Growing up love between a man and a woman was a foreign concept. Monica understood love in the way her mother works until past ten at night to buy her school uniform, she saw it in the soft gaze of her grandmother who watched her face in the mirror when she braided her hair before bed each night.
Her mother told her that men are selfish, they don’t know how to love, they can’t be trusted, and they will always leave. She cannot remember when her father left; only that he has never been there at all. She can remember her stepfather’s departure; the image of her mother crumpled up on the kitchen floor clutching the papers while another woman waited for him outside in the car is forever etched in mind’s eye.
The first time Dontaye left Mo didn’t expect him to come back. She screamed at him to get out until her voice was raw and the door slammed shut, sealing the space between them like the lines of their story had come to an abrupt and unsatisfying end. Somehow without trying he’d showed her what it meant to be in love. His calm confidence reached into the endless chaos of her life and provided a steadying hand. He was a shore when she was drowning. A safe place to go and be protected from the judgment and exploitation the rest of the world was so eager to pin on her.

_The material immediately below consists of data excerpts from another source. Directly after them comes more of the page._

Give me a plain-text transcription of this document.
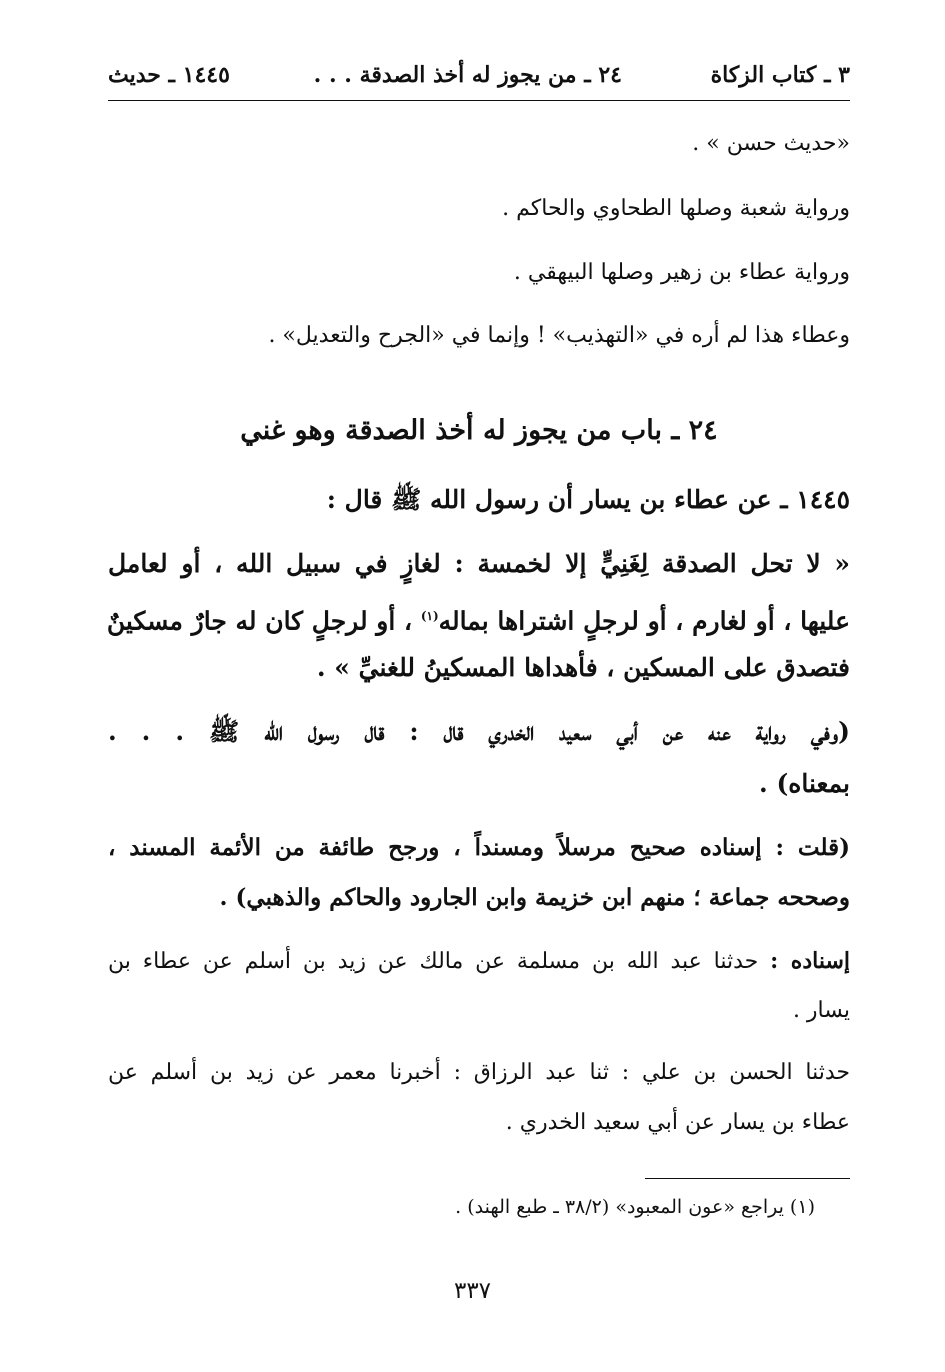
٣ ـ كتاب الزكاة
٢٤ ـ من يجوز له أخذ الصدقة . . .
١٤٤٥ ـ حديث
«حديث حسن » .
ورواية شعبة وصلها الطحاوي والحاكم .
ورواية عطاء بن زهير وصلها البيهقي .
وعطاء هذا لم أره في «التهذيب» ! وإنما في «الجرح والتعديل» .
٢٤ ـ باب من يجوز له أخذ الصدقة وهو غني
١٤٤٥ ـ عن عطاء بن يسار أن رسول الله ﷺ قال :
« لا تحل الصدقة لِغَنِيٍّ إلا لخمسة : لغازٍ في سبيل الله ، أو لعامل
عليها ، أو لغارم ، أو لرجلٍ اشتراها بماله$^{(١)}$ ، أو لرجلٍ كان له جارٌ مسكينٌ
فتصدق على المسكين ، فأهداها المسكينُ للغنيِّ » .
(وفي رواية عنه عن أبي سعيد الخدري قال : قال رسول الله ﷺ . . .
بمعناه) .
(قلت : إسناده صحيح مرسلاً ومسنداً ، ورجح طائفة من الأئمة المسند ،
وصححه جماعة ؛ منهم ابن خزيمة وابن الجارود والحاكم والذهبي) .
إسناده : حدثنا عبد الله بن مسلمة عن مالك عن زيد بن أسلم عن عطاء بن
يسار .
حدثنا الحسن بن علي : ثنا عبد الرزاق : أخبرنا معمر عن زيد بن أسلم عن
عطاء بن يسار عن أبي سعيد الخدري .
(١) يراجع «عون المعبود» (٣٨/٢ ـ طبع الهند) .
٣٣٧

When he returned she knew for the first time what it felt like to be full. She had to lose him to know that she needed him, and he had to come back on his own to prove he could be trusted.
Eight years later they still play the game of tug-o-war as viciously as ever. It is a constant fight to come out on top and some days she hates him so much she can’t bear to speak his name. But it’s the other days she remembers when she’s alone – the days that blur into nights when his face is the only one she sees, when his voice is in her ear reminding her how much she matters – to him, to the world. On the good days she’s always good enough. On the good days she doesn’t need anything more than to touch him and to feel his breath on her skin to know she is alive and they will never die.
Today is a good day, and on days like these she always wakes up and goes to sleep with a prayer on her lips. She thanks God for bringing him to her, but most of all she thanks him for finding the patience to teach her how to love.